1. A human-machine automatic conversation method, comprising:

acquiring reply content corresponding to the input text based on the slot filling result of the target skill;

the method further comprises the following steps: acquiring a dictionary tree generated based on entity words contained in the entity related to the target skill; searching entity words contained in the input text in the dictionary tree by using an AC (alternating current) automata algorithm, and adding the searched entity words as candidate words into a candidate word set;

the obtaining of the target character string conforming to the regular expression grammar based on the target slot names and the entity words contained in the entities includes: filtering out entity words appearing in the candidate word set from entity words contained in the entity to serve as target entity words of the entity; and converting the target slot position name and the target entity word into a target character string conforming to the regular expression grammar.

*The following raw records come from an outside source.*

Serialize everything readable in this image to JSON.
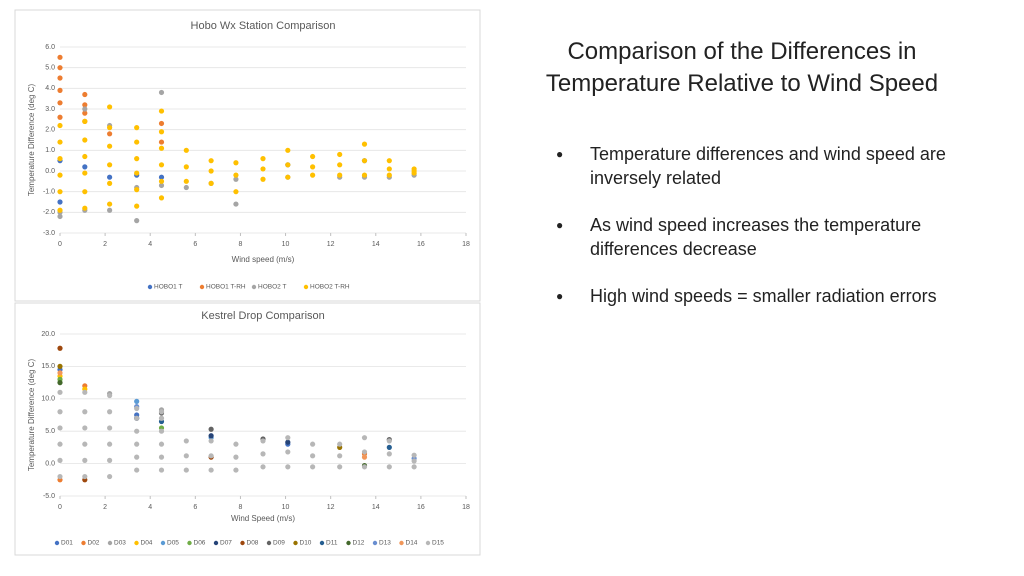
{
  "slide": {
    "title": "Comparison of the Differences in Temperature Relative to Wind Speed",
    "bullets": [
      "Temperature differences and wind speed are inversely related",
      "As wind speed increases the temperature differences decrease",
      "High wind speeds = smaller radiation errors"
    ]
  },
  "chart_data": [
    {
      "type": "scatter",
      "title": "Hobo Wx Station Comparison",
      "x_label": "Wind speed (m/s)",
      "y_label": "Temperature Difference (deg C)",
      "xlim": [
        0,
        18
      ],
      "xticks": [
        0,
        2,
        4,
        6,
        8,
        10,
        12,
        14,
        16,
        18
      ],
      "ylim": [
        -3,
        6
      ],
      "yticks": [
        {
          "value": -3,
          "label": "-3.0"
        },
        {
          "value": -2,
          "label": "-2.0"
        },
        {
          "value": -1,
          "label": "-1.0"
        },
        {
          "value": 0,
          "label": "0.0"
        },
        {
          "value": 1,
          "label": "1.0"
        },
        {
          "value": 2,
          "label": "2.0"
        },
        {
          "value": 3,
          "label": "3.0"
        },
        {
          "value": 4,
          "label": "4.0"
        },
        {
          "value": 5,
          "label": "5.0"
        },
        {
          "value": 6,
          "label": "6.0"
        }
      ],
      "grid": true,
      "legend": "bottom",
      "series": [
        {
          "name": "HOBO1 T",
          "color": "#4472c4",
          "x": [
            0,
            0,
            1.1,
            2.2,
            3.4,
            4.5,
            10.1,
            13.5
          ],
          "values": [
            0.5,
            -1.5,
            0.2,
            -0.3,
            -0.2,
            -0.3,
            0.3,
            0.5
          ]
        },
        {
          "name": "HOBO1 T-RH",
          "color": "#ed7d31",
          "x": [
            0,
            0,
            0,
            0,
            0,
            0,
            1.1,
            1.1,
            1.1,
            1.1,
            2.2,
            4.5,
            4.5
          ],
          "values": [
            5.5,
            5.0,
            4.5,
            3.9,
            3.3,
            2.6,
            3.7,
            3.2,
            2.8,
            2.4,
            1.8,
            1.4,
            2.3
          ]
        },
        {
          "name": "HOBO2 T",
          "color": "#a5a5a5",
          "x": [
            0,
            0,
            1.1,
            1.1,
            2.2,
            2.2,
            3.4,
            3.4,
            4.5,
            4.5,
            5.6,
            6.7,
            7.8,
            7.8,
            10.1,
            12.4,
            13.5,
            14.6,
            15.7
          ],
          "values": [
            -2.2,
            -2.0,
            -1.9,
            3.0,
            2.2,
            -1.9,
            -2.4,
            -0.8,
            3.8,
            -0.7,
            -0.8,
            -0.6,
            -1.6,
            -0.4,
            -0.3,
            -0.3,
            -0.3,
            -0.3,
            -0.2
          ]
        },
        {
          "name": "HOBO2 T-RH",
          "color": "#ffc000",
          "x": [
            0,
            0,
            0,
            0,
            0,
            0,
            1.1,
            1.1,
            1.1,
            1.1,
            1.1,
            1.1,
            2.2,
            2.2,
            2.2,
            2.2,
            2.2,
            2.2,
            3.4,
            3.4,
            3.4,
            3.4,
            3.4,
            3.4,
            4.5,
            4.5,
            4.5,
            4.5,
            4.5,
            4.5,
            5.6,
            5.6,
            5.6,
            6.7,
            6.7,
            6.7,
            7.8,
            7.8,
            7.8,
            9.0,
            9.0,
            9.0,
            10.1,
            10.1,
            10.1,
            11.2,
            11.2,
            11.2,
            12.4,
            12.4,
            12.4,
            13.5,
            13.5,
            13.5,
            14.6,
            14.6,
            14.6,
            15.7,
            15.7,
            15.7
          ],
          "values": [
            -1.9,
            -1.0,
            -0.2,
            0.6,
            1.4,
            2.2,
            -1.8,
            -1.0,
            -0.1,
            0.7,
            1.5,
            2.4,
            -1.6,
            -0.6,
            0.3,
            1.2,
            2.1,
            3.1,
            -1.7,
            -0.9,
            -0.1,
            0.6,
            1.4,
            2.1,
            -1.3,
            -0.5,
            0.3,
            1.1,
            1.9,
            2.9,
            -0.5,
            0.2,
            1.0,
            -0.6,
            0,
            0.5,
            -1.0,
            -0.2,
            0.4,
            -0.4,
            0.1,
            0.6,
            -0.3,
            0.3,
            1.0,
            -0.2,
            0.2,
            0.7,
            -0.2,
            0.3,
            0.8,
            -0.2,
            0.5,
            1.3,
            -0.2,
            0.1,
            0.5,
            -0.1,
            0,
            0.1
          ]
        }
      ]
    },
    {
      "type": "scatter",
      "title": "Kestrel Drop Comparison",
      "x_label": "Wind Speed (m/s)",
      "y_label": "Temperature Difference (deg C)",
      "xlim": [
        0,
        18
      ],
      "xticks": [
        0,
        2,
        4,
        6,
        8,
        10,
        12,
        14,
        16,
        18
      ],
      "ylim": [
        -5,
        20
      ],
      "yticks": [
        {
          "value": -5,
          "label": "-5.0"
        },
        {
          "value": 0,
          "label": "0.0"
        },
        {
          "value": 5,
          "label": "5.0"
        },
        {
          "value": 10,
          "label": "10.0"
        },
        {
          "value": 15,
          "label": "15.0"
        },
        {
          "value": 20,
          "label": "20.0"
        }
      ],
      "grid": true,
      "legend": "bottom",
      "series": [
        {
          "name": "D01",
          "color": "#4472c4",
          "x": [
            0,
            3.4,
            10.1
          ],
          "values": [
            14.5,
            7.5,
            3.0
          ]
        },
        {
          "name": "D02",
          "color": "#ed7d31",
          "x": [
            0,
            1.1,
            13.5
          ],
          "values": [
            -2.5,
            12.0,
            1.5
          ]
        },
        {
          "name": "D03",
          "color": "#a5a5a5",
          "x": [
            2.2,
            4.5
          ],
          "values": [
            10.8,
            8.3
          ]
        },
        {
          "name": "D04",
          "color": "#ffc000",
          "x": [
            0,
            1.1
          ],
          "values": [
            13.5,
            11.5
          ]
        },
        {
          "name": "D05",
          "color": "#5b9bd5",
          "x": [
            3.4,
            6.7
          ],
          "values": [
            9.6,
            4.0
          ]
        },
        {
          "name": "D06",
          "color": "#70ad47",
          "x": [
            0,
            4.5
          ],
          "values": [
            13.0,
            5.5
          ]
        },
        {
          "name": "D07",
          "color": "#264478",
          "x": [
            3.4,
            6.7,
            10.1
          ],
          "values": [
            7.0,
            4.3,
            3.3
          ]
        },
        {
          "name": "D08",
          "color": "#9e480e",
          "x": [
            0,
            1.1,
            6.7
          ],
          "values": [
            17.8,
            -2.5,
            1.0
          ]
        },
        {
          "name": "D09",
          "color": "#636363",
          "x": [
            4.5,
            6.7,
            14.6,
            9.0
          ],
          "values": [
            7.8,
            5.3,
            3.7,
            3.8
          ]
        },
        {
          "name": "D10",
          "color": "#997300",
          "x": [
            0,
            12.4
          ],
          "values": [
            15.0,
            2.5
          ]
        },
        {
          "name": "D11",
          "color": "#255e91",
          "x": [
            4.5,
            14.6
          ],
          "values": [
            6.5,
            2.5
          ]
        },
        {
          "name": "D12",
          "color": "#43682b",
          "x": [
            0,
            13.5
          ],
          "values": [
            12.5,
            -0.3
          ]
        },
        {
          "name": "D13",
          "color": "#698ed0",
          "x": [
            3.4,
            15.7
          ],
          "values": [
            8.8,
            0.8
          ]
        },
        {
          "name": "D14",
          "color": "#f1975a",
          "x": [
            0,
            13.5
          ],
          "values": [
            14.0,
            1.0
          ]
        },
        {
          "name": "D15",
          "color": "#b7b7b7",
          "x": [
            0,
            0,
            0,
            0,
            0,
            0,
            1.1,
            1.1,
            1.1,
            1.1,
            1.1,
            1.1,
            2.2,
            2.2,
            2.2,
            2.2,
            2.2,
            2.2,
            3.4,
            3.4,
            3.4,
            3.4,
            3.4,
            3.4,
            4.5,
            4.5,
            4.5,
            4.5,
            4.5,
            4.5,
            5.6,
            5.6,
            5.6,
            6.7,
            6.7,
            6.7,
            7.8,
            7.8,
            7.8,
            9.0,
            9.0,
            9.0,
            10.1,
            10.1,
            10.1,
            11.2,
            11.2,
            11.2,
            12.4,
            12.4,
            12.4,
            13.5,
            13.5,
            13.5,
            14.6,
            14.6,
            14.6,
            15.7,
            15.7,
            15.7
          ],
          "values": [
            -2.0,
            0.5,
            3.0,
            5.5,
            8.0,
            11.0,
            -2.0,
            0.5,
            3.0,
            5.5,
            8.0,
            11.0,
            -2.0,
            0.5,
            3.0,
            5.5,
            8.0,
            10.5,
            -1.0,
            1.0,
            3.0,
            5.0,
            7.0,
            8.5,
            -1.0,
            1.0,
            3.0,
            5.0,
            7.0,
            8.0,
            -1,
            1.2,
            3.5,
            -1,
            1.2,
            3.5,
            -1,
            1,
            3,
            -0.5,
            1.5,
            3.5,
            -0.5,
            1.8,
            4,
            -0.5,
            1.2,
            3,
            -0.5,
            1.2,
            3,
            -0.5,
            1.8,
            4,
            -0.5,
            1.5,
            3.5,
            -0.5,
            0.4,
            1.3
          ]
        }
      ]
    }
  ]
}
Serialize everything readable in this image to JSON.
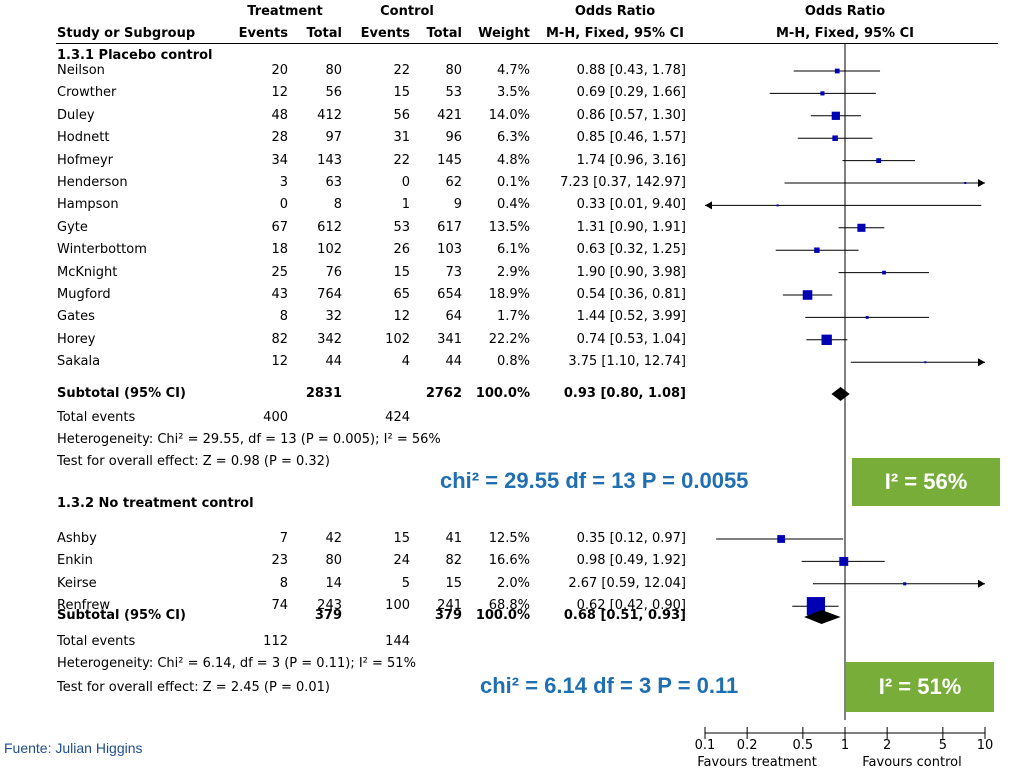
{
  "header": {
    "treatment": "Treatment",
    "control": "Control",
    "odds_ratio_col": "Odds Ratio",
    "odds_ratio_plot": "Odds Ratio",
    "study": "Study or Subgroup",
    "events_t": "Events",
    "total_t": "Total",
    "events_c": "Events",
    "total_c": "Total",
    "weight": "Weight",
    "method_col": "M-H, Fixed, 95% CI",
    "method_plot": "M-H, Fixed, 95% CI"
  },
  "group1": {
    "title": "1.3.1 Placebo control",
    "subtotal": {
      "label": "Subtotal (95% CI)",
      "total_t": "2831",
      "total_c": "2762",
      "weight": "100.0%",
      "ci": "0.93 [0.80, 1.08]"
    },
    "total_events": {
      "label": "Total events",
      "t": "400",
      "c": "424"
    },
    "heterogeneity": "Heterogeneity: Chi² = 29.55, df = 13 (P = 0.005); I² = 56%",
    "overall": "Test for overall effect: Z = 0.98 (P = 0.32)"
  },
  "group2": {
    "title": "1.3.2 No treatment control",
    "subtotal": {
      "label": "Subtotal (95% CI)",
      "total_t": "379",
      "total_c": "379",
      "weight": "100.0%",
      "ci": "0.68 [0.51, 0.93]"
    },
    "total_events": {
      "label": "Total events",
      "t": "112",
      "c": "144"
    },
    "heterogeneity": "Heterogeneity: Chi² = 6.14, df = 3 (P = 0.11); I² = 51%",
    "overall": "Test for overall effect: Z = 2.45 (P = 0.01)"
  },
  "annotations": {
    "chi1": "chi² = 29.55  df = 13  P = 0.0055",
    "i2_1": "I² = 56%",
    "chi2": "chi² = 6.14  df = 3  P = 0.11",
    "i2_2": "I² = 51%"
  },
  "axis": {
    "ticks": [
      "0.1",
      "0.2",
      "0.5",
      "1",
      "2",
      "5",
      "10"
    ],
    "favours_left": "Favours treatment",
    "favours_right": "Favours control"
  },
  "source": "Fuente: Julian Higgins",
  "colors": {
    "marker": "#0000b4",
    "annotation_text": "#1f6fb2",
    "annotation_box": "#78ad3a"
  },
  "chart_data": {
    "type": "forest",
    "scale": "log",
    "xlim": [
      0.1,
      10
    ],
    "null_value": 1,
    "groups": [
      {
        "name": "1.3.1 Placebo control",
        "studies": [
          {
            "study": "Neilson",
            "events_t": "20",
            "total_t": "80",
            "events_c": "22",
            "total_c": "80",
            "weight": "4.7%",
            "ci_text": "0.88 [0.43, 1.78]",
            "or": 0.88,
            "lo": 0.43,
            "hi": 1.78,
            "w": 4.7
          },
          {
            "study": "Crowther",
            "events_t": "12",
            "total_t": "56",
            "events_c": "15",
            "total_c": "53",
            "weight": "3.5%",
            "ci_text": "0.69 [0.29, 1.66]",
            "or": 0.69,
            "lo": 0.29,
            "hi": 1.66,
            "w": 3.5
          },
          {
            "study": "Duley",
            "events_t": "48",
            "total_t": "412",
            "events_c": "56",
            "total_c": "421",
            "weight": "14.0%",
            "ci_text": "0.86 [0.57, 1.30]",
            "or": 0.86,
            "lo": 0.57,
            "hi": 1.3,
            "w": 14.0
          },
          {
            "study": "Hodnett",
            "events_t": "28",
            "total_t": "97",
            "events_c": "31",
            "total_c": "96",
            "weight": "6.3%",
            "ci_text": "0.85 [0.46, 1.57]",
            "or": 0.85,
            "lo": 0.46,
            "hi": 1.57,
            "w": 6.3
          },
          {
            "study": "Hofmeyr",
            "events_t": "34",
            "total_t": "143",
            "events_c": "22",
            "total_c": "145",
            "weight": "4.8%",
            "ci_text": "1.74 [0.96, 3.16]",
            "or": 1.74,
            "lo": 0.96,
            "hi": 3.16,
            "w": 4.8
          },
          {
            "study": "Henderson",
            "events_t": "3",
            "total_t": "63",
            "events_c": "0",
            "total_c": "62",
            "weight": "0.1%",
            "ci_text": "7.23 [0.37, 142.97]",
            "or": 7.23,
            "lo": 0.37,
            "hi": 142.97,
            "w": 0.1
          },
          {
            "study": "Hampson",
            "events_t": "0",
            "total_t": "8",
            "events_c": "1",
            "total_c": "9",
            "weight": "0.4%",
            "ci_text": "0.33 [0.01, 9.40]",
            "or": 0.33,
            "lo": 0.01,
            "hi": 9.4,
            "w": 0.4
          },
          {
            "study": "Gyte",
            "events_t": "67",
            "total_t": "612",
            "events_c": "53",
            "total_c": "617",
            "weight": "13.5%",
            "ci_text": "1.31 [0.90, 1.91]",
            "or": 1.31,
            "lo": 0.9,
            "hi": 1.91,
            "w": 13.5
          },
          {
            "study": "Winterbottom",
            "events_t": "18",
            "total_t": "102",
            "events_c": "26",
            "total_c": "103",
            "weight": "6.1%",
            "ci_text": "0.63 [0.32, 1.25]",
            "or": 0.63,
            "lo": 0.32,
            "hi": 1.25,
            "w": 6.1
          },
          {
            "study": "McKnight",
            "events_t": "25",
            "total_t": "76",
            "events_c": "15",
            "total_c": "73",
            "weight": "2.9%",
            "ci_text": "1.90 [0.90, 3.98]",
            "or": 1.9,
            "lo": 0.9,
            "hi": 3.98,
            "w": 2.9
          },
          {
            "study": "Mugford",
            "events_t": "43",
            "total_t": "764",
            "events_c": "65",
            "total_c": "654",
            "weight": "18.9%",
            "ci_text": "0.54 [0.36, 0.81]",
            "or": 0.54,
            "lo": 0.36,
            "hi": 0.81,
            "w": 18.9
          },
          {
            "study": "Gates",
            "events_t": "8",
            "total_t": "32",
            "events_c": "12",
            "total_c": "64",
            "weight": "1.7%",
            "ci_text": "1.44 [0.52, 3.99]",
            "or": 1.44,
            "lo": 0.52,
            "hi": 3.99,
            "w": 1.7
          },
          {
            "study": "Horey",
            "events_t": "82",
            "total_t": "342",
            "events_c": "102",
            "total_c": "341",
            "weight": "22.2%",
            "ci_text": "0.74 [0.53, 1.04]",
            "or": 0.74,
            "lo": 0.53,
            "hi": 1.04,
            "w": 22.2
          },
          {
            "study": "Sakala",
            "events_t": "12",
            "total_t": "44",
            "events_c": "4",
            "total_c": "44",
            "weight": "0.8%",
            "ci_text": "3.75 [1.10, 12.74]",
            "or": 3.75,
            "lo": 1.1,
            "hi": 12.74,
            "w": 0.8
          }
        ],
        "subtotal": {
          "or": 0.93,
          "lo": 0.8,
          "hi": 1.08
        }
      },
      {
        "name": "1.3.2 No treatment control",
        "studies": [
          {
            "study": "Ashby",
            "events_t": "7",
            "total_t": "42",
            "events_c": "15",
            "total_c": "41",
            "weight": "12.5%",
            "ci_text": "0.35 [0.12, 0.97]",
            "or": 0.35,
            "lo": 0.12,
            "hi": 0.97,
            "w": 12.5
          },
          {
            "study": "Enkin",
            "events_t": "23",
            "total_t": "80",
            "events_c": "24",
            "total_c": "82",
            "weight": "16.6%",
            "ci_text": "0.98 [0.49, 1.92]",
            "or": 0.98,
            "lo": 0.49,
            "hi": 1.92,
            "w": 16.6
          },
          {
            "study": "Keirse",
            "events_t": "8",
            "total_t": "14",
            "events_c": "5",
            "total_c": "15",
            "weight": "2.0%",
            "ci_text": "2.67 [0.59, 12.04]",
            "or": 2.67,
            "lo": 0.59,
            "hi": 12.04,
            "w": 2.0
          },
          {
            "study": "Renfrew",
            "events_t": "74",
            "total_t": "243",
            "events_c": "100",
            "total_c": "241",
            "weight": "68.8%",
            "ci_text": "0.62 [0.42, 0.90]",
            "or": 0.62,
            "lo": 0.42,
            "hi": 0.9,
            "w": 68.8
          }
        ],
        "subtotal": {
          "or": 0.68,
          "lo": 0.51,
          "hi": 0.93
        }
      }
    ]
  }
}
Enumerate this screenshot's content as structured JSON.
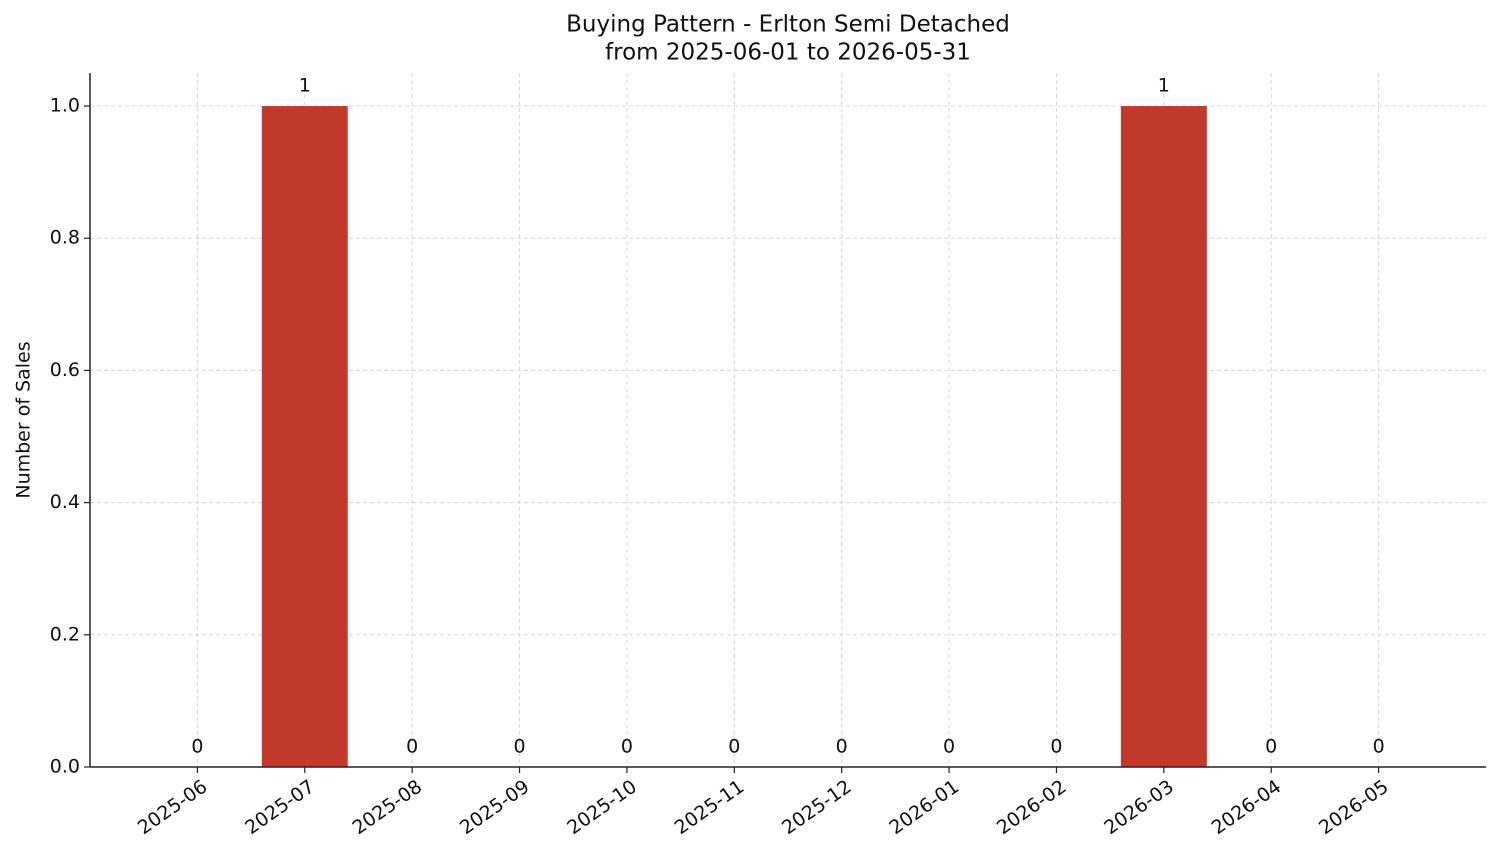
{
  "chart_data": {
    "type": "bar",
    "title": "Buying Pattern - Erlton Semi Detached",
    "subtitle": "from 2025-06-01 to 2026-05-31",
    "y_label": "Number of Sales",
    "categories": [
      "2025-06",
      "2025-07",
      "2025-08",
      "2025-09",
      "2025-10",
      "2025-11",
      "2025-12",
      "2026-01",
      "2026-02",
      "2026-03",
      "2026-04",
      "2026-05"
    ],
    "values": [
      0,
      1,
      0,
      0,
      0,
      0,
      0,
      0,
      0,
      1,
      0,
      0
    ],
    "color": "#c0392b",
    "ylim": [
      0,
      1.05
    ],
    "yticks": [
      {
        "value": 0,
        "label": "0.0"
      },
      0.2,
      0.4,
      0.6,
      0.8,
      {
        "value": 1,
        "label": "1.0"
      }
    ],
    "grid": true
  }
}
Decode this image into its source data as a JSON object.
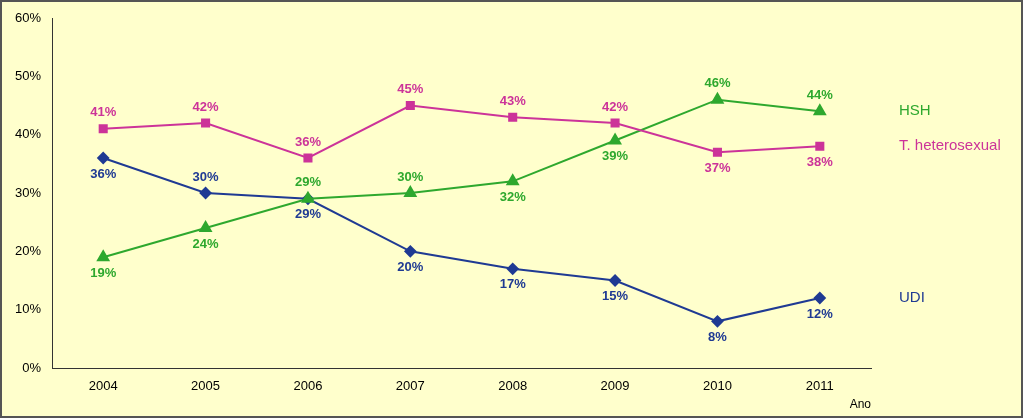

2. The method of claim 1, wherein determining a target slot name for an entity based on a target slot attribute for the entity in the candidate pattern string comprises:

3. The method according to claim 1, wherein before the slot filling result based on the target skill obtains the reply content corresponding to the input text, the method comprises:

4. The method of claim 3, wherein updating the slot value of the slot to be modified of the target skill according to a preset slot assignment statement comprises:

5. The method of any of claims 1 to 4, wherein determining the target skill triggered by the input text comprises:

determining target skills triggered by the input text in a mode of pattern matching;

6. The method according to any one of claims 1 to 4, further comprising:

7. An automatic human-computer dialog device, comprising:

the translation module is used for acquiring the groove extracting mode string matched with the target skill to form a candidate mode set; acquiring a dictionary tree generated based on entity words contained in the entity related to the target skill; searching entity words contained in the input text in the dictionary tree by using an AC (alternating current) automata algorithm, and adding the searched entity words as candidate words into a candidate word set; for each candidate pattern string in the candidate pattern set, determining a target slot position name corresponding to an entity based on a target slot position attribute of the entity in the candidate pattern string, filtering entity words appearing in the candidate word set from entity words contained in the entity to serve as target entity words of the entity, converting the target slot position name and the target entity words into a target character string conforming to the grammar of a regular expression, and replacing the entity in the candidate pattern string with the target character string to obtain the regular expression corresponding to the candidate pattern string;

8. An electronic device comprising a memory, a processor and a computer program stored on the memory and executable on the processor, characterized in that the steps of the method of any of claims 1 to 6 are implemented when the computer program is executed by the processor.

9. A computer-readable storage medium having computer program instructions stored thereon, which, when executed by a processor, implement the steps of the method of any one of claims 1 to 6.